HSAs: Health savings accounts are plans in which a high deductible PPO is “paired” with the ability to get some tax savings by putting untaxed money in a savings account for health-related expenses. The advantage of a health savings account is that each year, unused money rolls over to the next so you can save up as much as you want (up until a certain amount annually) over the long-term. Another advantage is that you can then use these funds as regular dollars, and negotiate cash prices with your doctors, which typically results in getting reduced fees and significant discounts when used appropriately.

FSAs: Flexible spending accounts, in which many companies give their employees a fixed amount annually to use at their discretion for health-related costs.
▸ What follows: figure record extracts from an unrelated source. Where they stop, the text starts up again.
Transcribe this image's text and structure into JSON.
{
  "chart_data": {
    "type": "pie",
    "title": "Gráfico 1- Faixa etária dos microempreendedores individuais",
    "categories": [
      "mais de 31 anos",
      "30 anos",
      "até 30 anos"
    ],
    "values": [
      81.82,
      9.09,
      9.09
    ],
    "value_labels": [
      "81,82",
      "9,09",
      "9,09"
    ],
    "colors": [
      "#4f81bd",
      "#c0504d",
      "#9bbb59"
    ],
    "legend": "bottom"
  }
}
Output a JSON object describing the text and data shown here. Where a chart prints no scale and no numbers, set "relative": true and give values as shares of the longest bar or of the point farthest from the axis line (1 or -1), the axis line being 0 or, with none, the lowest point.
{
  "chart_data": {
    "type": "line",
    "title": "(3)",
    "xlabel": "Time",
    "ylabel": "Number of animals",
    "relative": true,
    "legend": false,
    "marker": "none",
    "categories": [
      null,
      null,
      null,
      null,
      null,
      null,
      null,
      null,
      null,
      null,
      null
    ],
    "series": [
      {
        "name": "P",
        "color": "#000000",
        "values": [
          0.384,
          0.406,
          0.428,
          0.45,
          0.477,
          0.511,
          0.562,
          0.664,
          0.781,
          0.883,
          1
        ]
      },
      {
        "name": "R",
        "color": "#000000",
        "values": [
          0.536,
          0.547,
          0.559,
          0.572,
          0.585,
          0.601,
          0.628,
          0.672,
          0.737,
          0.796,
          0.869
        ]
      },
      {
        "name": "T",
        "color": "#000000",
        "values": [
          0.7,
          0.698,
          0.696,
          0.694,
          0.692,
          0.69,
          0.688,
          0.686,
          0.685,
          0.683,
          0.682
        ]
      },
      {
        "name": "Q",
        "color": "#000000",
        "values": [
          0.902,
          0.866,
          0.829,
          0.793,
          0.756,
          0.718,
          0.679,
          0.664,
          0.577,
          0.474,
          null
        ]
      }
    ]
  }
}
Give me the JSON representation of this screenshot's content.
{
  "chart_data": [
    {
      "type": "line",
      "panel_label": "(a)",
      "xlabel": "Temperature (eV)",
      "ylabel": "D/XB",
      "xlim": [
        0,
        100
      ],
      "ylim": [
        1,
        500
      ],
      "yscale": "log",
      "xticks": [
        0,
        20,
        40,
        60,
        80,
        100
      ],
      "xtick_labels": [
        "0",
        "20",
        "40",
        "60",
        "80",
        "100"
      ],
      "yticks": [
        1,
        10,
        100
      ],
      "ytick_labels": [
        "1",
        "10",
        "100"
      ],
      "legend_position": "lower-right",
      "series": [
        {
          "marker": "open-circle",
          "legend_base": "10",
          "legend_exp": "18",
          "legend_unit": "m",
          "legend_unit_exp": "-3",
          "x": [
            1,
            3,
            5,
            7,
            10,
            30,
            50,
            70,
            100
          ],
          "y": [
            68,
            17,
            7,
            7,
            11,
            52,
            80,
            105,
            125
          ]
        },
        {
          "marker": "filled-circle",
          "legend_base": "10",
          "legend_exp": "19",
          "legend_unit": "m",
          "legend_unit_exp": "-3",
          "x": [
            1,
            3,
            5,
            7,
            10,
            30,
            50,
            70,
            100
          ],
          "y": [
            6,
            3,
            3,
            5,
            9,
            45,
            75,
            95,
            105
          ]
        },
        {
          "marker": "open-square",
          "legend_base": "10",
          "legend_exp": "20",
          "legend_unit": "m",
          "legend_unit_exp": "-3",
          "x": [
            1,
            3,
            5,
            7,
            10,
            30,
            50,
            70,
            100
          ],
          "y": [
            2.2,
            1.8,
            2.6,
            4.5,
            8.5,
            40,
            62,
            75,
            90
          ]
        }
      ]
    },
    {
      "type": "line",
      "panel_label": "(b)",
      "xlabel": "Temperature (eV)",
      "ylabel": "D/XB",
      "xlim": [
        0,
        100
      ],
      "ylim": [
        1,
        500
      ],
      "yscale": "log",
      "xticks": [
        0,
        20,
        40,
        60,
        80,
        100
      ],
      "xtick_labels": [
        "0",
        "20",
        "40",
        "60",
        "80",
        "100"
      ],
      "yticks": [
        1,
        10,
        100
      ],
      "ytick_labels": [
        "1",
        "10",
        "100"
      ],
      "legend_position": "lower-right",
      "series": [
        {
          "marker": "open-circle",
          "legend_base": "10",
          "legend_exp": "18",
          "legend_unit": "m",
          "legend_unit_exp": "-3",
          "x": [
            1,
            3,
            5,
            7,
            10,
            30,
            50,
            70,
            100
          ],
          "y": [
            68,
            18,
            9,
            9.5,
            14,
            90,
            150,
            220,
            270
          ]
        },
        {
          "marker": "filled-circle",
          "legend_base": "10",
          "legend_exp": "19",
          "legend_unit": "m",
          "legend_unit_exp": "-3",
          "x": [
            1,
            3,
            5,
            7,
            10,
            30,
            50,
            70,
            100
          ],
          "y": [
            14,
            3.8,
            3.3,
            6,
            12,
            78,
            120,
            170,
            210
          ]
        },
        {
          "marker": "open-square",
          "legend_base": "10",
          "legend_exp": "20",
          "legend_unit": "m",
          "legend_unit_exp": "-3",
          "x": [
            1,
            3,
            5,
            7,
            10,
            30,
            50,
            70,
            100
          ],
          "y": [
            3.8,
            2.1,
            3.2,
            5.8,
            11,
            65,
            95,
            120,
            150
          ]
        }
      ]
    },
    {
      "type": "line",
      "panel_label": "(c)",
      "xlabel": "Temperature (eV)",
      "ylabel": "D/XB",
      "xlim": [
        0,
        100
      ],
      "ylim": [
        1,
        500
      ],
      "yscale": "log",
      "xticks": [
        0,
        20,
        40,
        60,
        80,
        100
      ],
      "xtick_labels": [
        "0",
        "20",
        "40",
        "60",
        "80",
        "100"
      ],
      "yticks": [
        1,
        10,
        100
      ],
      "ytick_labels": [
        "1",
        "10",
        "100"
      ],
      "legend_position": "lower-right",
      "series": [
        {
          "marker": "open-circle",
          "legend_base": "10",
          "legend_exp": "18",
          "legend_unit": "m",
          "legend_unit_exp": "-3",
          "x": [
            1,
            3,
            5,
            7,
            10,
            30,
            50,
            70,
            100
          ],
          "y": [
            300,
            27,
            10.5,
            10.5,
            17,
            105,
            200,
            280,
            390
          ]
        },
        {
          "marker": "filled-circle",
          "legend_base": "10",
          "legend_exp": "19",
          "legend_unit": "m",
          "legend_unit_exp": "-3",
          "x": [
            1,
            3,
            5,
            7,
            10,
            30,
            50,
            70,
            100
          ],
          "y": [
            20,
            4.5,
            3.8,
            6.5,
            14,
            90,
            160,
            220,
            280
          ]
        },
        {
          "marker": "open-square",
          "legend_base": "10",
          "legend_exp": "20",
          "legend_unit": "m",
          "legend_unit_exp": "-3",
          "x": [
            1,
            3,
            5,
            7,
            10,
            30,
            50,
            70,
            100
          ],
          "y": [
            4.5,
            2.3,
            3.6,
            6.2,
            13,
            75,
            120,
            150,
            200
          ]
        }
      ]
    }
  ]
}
The disadvantage is that at the end of the year, any unused money cannot be rolled over to the next year, so you are encouraged to use them in their entirety each year.

There you have it. Hopefully, you know have a better understanding of the basics of health insurance, and can make a wise decision when facing the decision of which health plan to enroll in, either via your employer’s open enrollment period, or when seeking health insurance on the individual open market.